Naata Nungurrayi, from Kintore (Walungurru): Luke Scholes
Naata Nungurrayi was born deep in the Gibson Desert at the rock-hole site of Kumil, circa 1932. Together with members of her immediate family, Naata led a traditional bush life, travelling among the sandhills and clusters of rocky outcrops that erupt ceremoniously across the desert floor. The cycle of nomadic life continued until April 1964 when, in the midst of severe drought conditions, the family decided to join the growing migration of Pintupi people who had made their way to the government settlement of Papunya, some 500 kilometres to the east.
During their journey in to Papunya, Naata’s family was joined by another small family group which included Yala Yala Gibbs Tjungurrayi, his wife Ningura Napurrula and their family. Together they travelled nearly 400 kilometres to the foothills of Yamunturrngu (Mount Liebig). A Northern Territory Welfare Branch patrol led by Jeremy Long and Nosepeg Tjupurrula met the group there after spotting the smoke from their early morning fire.
The group arrived at Papunya during a particularly difficult period in the troubled settlement’s history. The ailing inhabitants, separated from their traditional land and source of food, were experiencing a significant increase in their already high mortality rate. Naata, along with her sister Nancy, began working in the community kitchen, where they helped provide
meals and rations.
In the dismal conditions that prevailed at Papunya, Naata would have witnessed the genesis of the Western Desert art movement in mid-1971, under the encouragement of school teacher Geoffrey Bardon. From this poor circumstance a miraculous period in Australian art emerged, one that expressed most vividly the Pintupi’s deep desire to return to their distant homelands in the west.
Initially, Naata and her family spent brief periods at the Pintupi outposts of Yaiayi and Waruwiya, approximately 50 kilometres west of Papunya. Once the settlements of Kintore (Walungurru) and Kiwirrkura were established in the early to mid-1980s, they were at last able to relocate closer to the country Naata had traversed in her early life.
Naata, along with a small group of women from Kintore and Kiwirrkura, began painting for Papunya Tula Artists in June 1996. Her brother George Tjungurrayi and son Kenny Williams Tjampitjinpa were already established painters for the company. Initially Naata was a reticent member of the women’s painting group, often sitting quietly beside her inseparable late sister Ngangi (Nancy Nungurrayi). She worked slowly on small compositions of lines and roundels that loosely reflected the classic Tingari paintings made famous by the male painters of Papunya Tula.
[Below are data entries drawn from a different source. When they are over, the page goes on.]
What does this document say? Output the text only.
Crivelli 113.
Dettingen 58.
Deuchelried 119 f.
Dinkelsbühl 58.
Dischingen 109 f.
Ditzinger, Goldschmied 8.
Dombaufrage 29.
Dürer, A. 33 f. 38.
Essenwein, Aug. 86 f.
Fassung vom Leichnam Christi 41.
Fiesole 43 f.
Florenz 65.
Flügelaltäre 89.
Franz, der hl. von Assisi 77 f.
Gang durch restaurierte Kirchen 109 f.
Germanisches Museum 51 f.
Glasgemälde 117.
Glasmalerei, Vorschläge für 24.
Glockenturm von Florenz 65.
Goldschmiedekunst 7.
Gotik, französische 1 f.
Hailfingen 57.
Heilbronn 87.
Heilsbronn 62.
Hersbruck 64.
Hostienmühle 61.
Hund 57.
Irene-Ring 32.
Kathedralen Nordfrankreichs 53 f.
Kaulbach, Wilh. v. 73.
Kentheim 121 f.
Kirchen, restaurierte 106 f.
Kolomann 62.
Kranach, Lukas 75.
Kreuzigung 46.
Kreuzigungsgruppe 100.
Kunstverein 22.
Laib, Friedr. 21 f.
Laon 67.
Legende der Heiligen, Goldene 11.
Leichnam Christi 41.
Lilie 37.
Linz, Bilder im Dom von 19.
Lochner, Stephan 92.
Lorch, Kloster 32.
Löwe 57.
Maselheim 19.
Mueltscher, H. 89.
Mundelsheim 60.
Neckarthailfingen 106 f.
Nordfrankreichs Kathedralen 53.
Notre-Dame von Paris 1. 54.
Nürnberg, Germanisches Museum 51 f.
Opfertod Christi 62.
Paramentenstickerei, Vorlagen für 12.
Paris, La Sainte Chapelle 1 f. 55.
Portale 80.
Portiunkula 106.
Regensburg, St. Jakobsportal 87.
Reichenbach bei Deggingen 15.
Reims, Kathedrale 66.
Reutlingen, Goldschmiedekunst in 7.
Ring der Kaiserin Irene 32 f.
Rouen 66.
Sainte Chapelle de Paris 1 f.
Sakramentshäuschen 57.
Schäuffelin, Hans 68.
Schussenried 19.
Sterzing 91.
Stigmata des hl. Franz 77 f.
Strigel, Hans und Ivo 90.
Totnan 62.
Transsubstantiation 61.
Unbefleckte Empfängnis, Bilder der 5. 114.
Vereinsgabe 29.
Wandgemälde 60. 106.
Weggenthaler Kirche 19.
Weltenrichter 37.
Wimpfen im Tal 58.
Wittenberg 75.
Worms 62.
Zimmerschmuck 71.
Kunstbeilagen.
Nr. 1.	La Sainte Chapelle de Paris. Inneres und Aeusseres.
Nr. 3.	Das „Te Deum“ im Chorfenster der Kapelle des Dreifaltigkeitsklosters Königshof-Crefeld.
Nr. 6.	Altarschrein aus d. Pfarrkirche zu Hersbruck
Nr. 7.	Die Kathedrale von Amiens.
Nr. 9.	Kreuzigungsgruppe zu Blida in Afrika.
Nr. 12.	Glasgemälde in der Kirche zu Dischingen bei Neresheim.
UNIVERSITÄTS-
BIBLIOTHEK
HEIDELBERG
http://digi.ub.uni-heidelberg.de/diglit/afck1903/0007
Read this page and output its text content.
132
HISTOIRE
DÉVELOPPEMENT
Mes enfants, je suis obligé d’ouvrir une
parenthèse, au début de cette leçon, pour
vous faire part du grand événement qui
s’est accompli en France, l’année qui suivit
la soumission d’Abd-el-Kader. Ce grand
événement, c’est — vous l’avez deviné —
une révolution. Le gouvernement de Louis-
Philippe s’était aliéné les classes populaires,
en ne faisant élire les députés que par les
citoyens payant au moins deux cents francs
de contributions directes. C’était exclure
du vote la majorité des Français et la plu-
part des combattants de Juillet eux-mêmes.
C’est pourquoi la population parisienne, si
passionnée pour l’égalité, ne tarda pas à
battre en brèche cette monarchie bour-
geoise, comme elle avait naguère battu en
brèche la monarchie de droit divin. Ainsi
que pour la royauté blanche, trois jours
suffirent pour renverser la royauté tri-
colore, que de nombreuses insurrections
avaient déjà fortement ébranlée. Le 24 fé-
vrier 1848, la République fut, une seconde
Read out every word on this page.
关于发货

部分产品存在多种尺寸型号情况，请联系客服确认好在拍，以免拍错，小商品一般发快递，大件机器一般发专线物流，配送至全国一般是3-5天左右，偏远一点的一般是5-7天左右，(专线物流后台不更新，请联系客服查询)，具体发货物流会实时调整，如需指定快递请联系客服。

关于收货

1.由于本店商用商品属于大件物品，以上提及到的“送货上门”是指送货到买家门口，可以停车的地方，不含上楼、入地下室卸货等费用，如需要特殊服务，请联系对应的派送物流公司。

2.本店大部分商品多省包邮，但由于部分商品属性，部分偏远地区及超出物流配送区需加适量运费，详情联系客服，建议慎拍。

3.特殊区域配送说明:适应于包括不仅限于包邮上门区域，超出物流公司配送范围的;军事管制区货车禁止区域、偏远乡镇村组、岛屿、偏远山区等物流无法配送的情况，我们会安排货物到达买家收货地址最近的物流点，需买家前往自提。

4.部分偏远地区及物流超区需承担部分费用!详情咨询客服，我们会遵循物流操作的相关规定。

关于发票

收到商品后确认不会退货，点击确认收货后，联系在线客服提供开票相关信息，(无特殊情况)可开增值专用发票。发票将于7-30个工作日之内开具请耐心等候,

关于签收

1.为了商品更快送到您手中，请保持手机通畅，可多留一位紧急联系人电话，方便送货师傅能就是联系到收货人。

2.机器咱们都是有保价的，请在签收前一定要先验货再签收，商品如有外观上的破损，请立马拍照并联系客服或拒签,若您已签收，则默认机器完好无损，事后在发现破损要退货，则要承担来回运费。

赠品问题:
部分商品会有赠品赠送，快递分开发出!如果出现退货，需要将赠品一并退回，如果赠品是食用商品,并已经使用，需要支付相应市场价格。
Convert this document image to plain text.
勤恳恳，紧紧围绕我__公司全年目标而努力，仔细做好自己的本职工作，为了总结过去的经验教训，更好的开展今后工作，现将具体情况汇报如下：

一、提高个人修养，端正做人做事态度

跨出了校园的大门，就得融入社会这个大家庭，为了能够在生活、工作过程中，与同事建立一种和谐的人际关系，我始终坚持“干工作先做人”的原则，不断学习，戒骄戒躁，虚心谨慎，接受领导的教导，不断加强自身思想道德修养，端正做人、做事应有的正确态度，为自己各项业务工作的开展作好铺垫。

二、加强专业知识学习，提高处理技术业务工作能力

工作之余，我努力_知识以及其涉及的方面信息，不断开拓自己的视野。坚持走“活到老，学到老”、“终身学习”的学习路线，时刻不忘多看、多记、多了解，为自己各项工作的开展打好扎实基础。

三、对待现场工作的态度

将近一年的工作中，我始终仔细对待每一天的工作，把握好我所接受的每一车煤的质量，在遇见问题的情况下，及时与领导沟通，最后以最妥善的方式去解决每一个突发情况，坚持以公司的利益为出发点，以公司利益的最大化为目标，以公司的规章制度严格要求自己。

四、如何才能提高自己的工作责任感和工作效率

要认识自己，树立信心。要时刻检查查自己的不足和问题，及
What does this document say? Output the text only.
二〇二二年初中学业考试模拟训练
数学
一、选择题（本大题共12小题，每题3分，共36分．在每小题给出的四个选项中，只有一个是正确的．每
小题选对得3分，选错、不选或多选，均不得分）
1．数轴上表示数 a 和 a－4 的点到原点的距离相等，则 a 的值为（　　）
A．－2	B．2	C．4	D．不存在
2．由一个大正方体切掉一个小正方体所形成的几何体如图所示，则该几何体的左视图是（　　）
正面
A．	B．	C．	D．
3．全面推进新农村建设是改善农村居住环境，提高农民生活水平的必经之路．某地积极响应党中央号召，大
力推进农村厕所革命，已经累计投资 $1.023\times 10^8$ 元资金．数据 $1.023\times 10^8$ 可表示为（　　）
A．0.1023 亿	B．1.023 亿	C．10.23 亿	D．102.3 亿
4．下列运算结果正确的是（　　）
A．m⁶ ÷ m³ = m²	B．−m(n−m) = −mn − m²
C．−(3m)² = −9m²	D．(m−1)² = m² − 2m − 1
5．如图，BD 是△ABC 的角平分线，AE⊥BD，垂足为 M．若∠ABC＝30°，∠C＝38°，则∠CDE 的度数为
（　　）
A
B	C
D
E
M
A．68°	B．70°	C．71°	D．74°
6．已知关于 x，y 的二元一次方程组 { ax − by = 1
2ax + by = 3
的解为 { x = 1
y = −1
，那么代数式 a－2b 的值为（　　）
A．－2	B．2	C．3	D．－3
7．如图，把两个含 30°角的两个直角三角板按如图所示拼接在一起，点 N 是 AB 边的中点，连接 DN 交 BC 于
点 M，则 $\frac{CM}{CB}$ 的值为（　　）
Naata, like many of the new women painters, began painting the sites and narratives that chart the vast tracts of country surrounding Kiwirrkura. Many early works depicted the rockhole site of Marrapinti, which is a pivotal destination in Pintupi life, where men and women gathered to have their septums pierced for ceremonial purposes. As Naata’s confidence grew, so too did her presence among the painters. She developed a unique iconography teeming with giant ‘U’ shapes, mollusclike forms depicting rocky outcrops and deep-etched lines representing the endless surrounding sandhills. She has emerged as an instinctive painter whose command of line, colour and form is immediate and breathtaking. Artist and art are rarely so inextricably linked, each a precious balance of cultural authority, artistic spontaneity, conviction and whim.
Few contemporary Aboriginal painters have sustained the attention of curators and collectors so feverishly. Naata has contributed to many major national and international exhibitions including Papunya Tula: Genesis and Genius at the Art Gallery of New South Wales in 2000 and the landmark 2009 exhibition in New York City, Nganana Tjungurringanyi Tjukurrpa Nintintjakitja – We Are Here Sharing Our Dreaming. A solo exhibition of her work appeared at the Papunya Tula Artists gallery in Alice Springs in 2011. Paintings by Naata have been acquired by the Art Gallery of New South Wales, the national Gallery of Victoria and the Museum and Art Gallery of the Northern Territory. She has been a regular exhibitor at the Telstra National Aboriginal & Torres Strait Islander Art Award and in 2002 her entry depicting the rockhole site of Marrapinti was highly commended by the judges.